Abrupt climate change is defined as an unusually large shift of precipitation, temperature, etc, that occurs during a relatively short time period. Identifying such a period is a crucial step for understanding and attributing climate change. In this work, we analyze historical precipitation data series using a novel, automated data mining approach to identify time-periods of persistent, abrupt precipitation decrease (increase). We propose a statistical model called sameness degree to quantitatively evaluate the change abruptness and persistence in a time period. Being a statistical function of all the piecewise change rates in a time series, the sameness degree gives a value between 0 (least persistent or abrupt change) and 1 (most persistent abrupt change). We then design an algorithm to exhaustively examine all the time-periods. Given a user specified threshold, the algorithm finds all the time periods that have sameness degree greater than the threshold, and are not subsets of others (to remove small fluctuations).
We evaluate the proposed method with the Climate Research Unit (CRU) precipitation data, whereby we focus on the Sahel rainfall index. Results show that this method can find periods of persistent and abrupt precipitation changes with different temporal scales.

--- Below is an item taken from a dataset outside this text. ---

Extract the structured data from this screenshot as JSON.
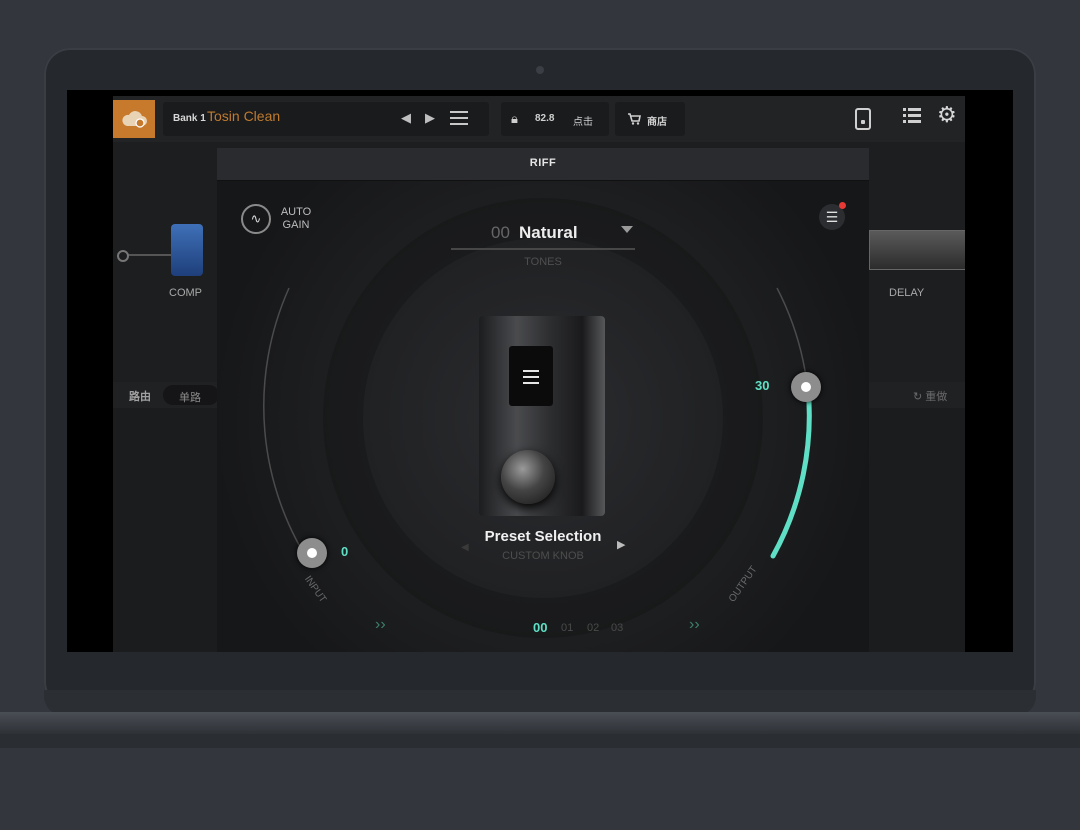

We also further optimize the algorithm using a smart searching strategy, which always evaluates longer time-periods before its subsets. By doing this, we reduce the computational cost to only one third of that of the original algorithm for the above test case. More significantly, the optimized algorithm is also proven to scale up well with data volume and patterns numbers. Particularly, it achieves better performance when dealing with longer patterns.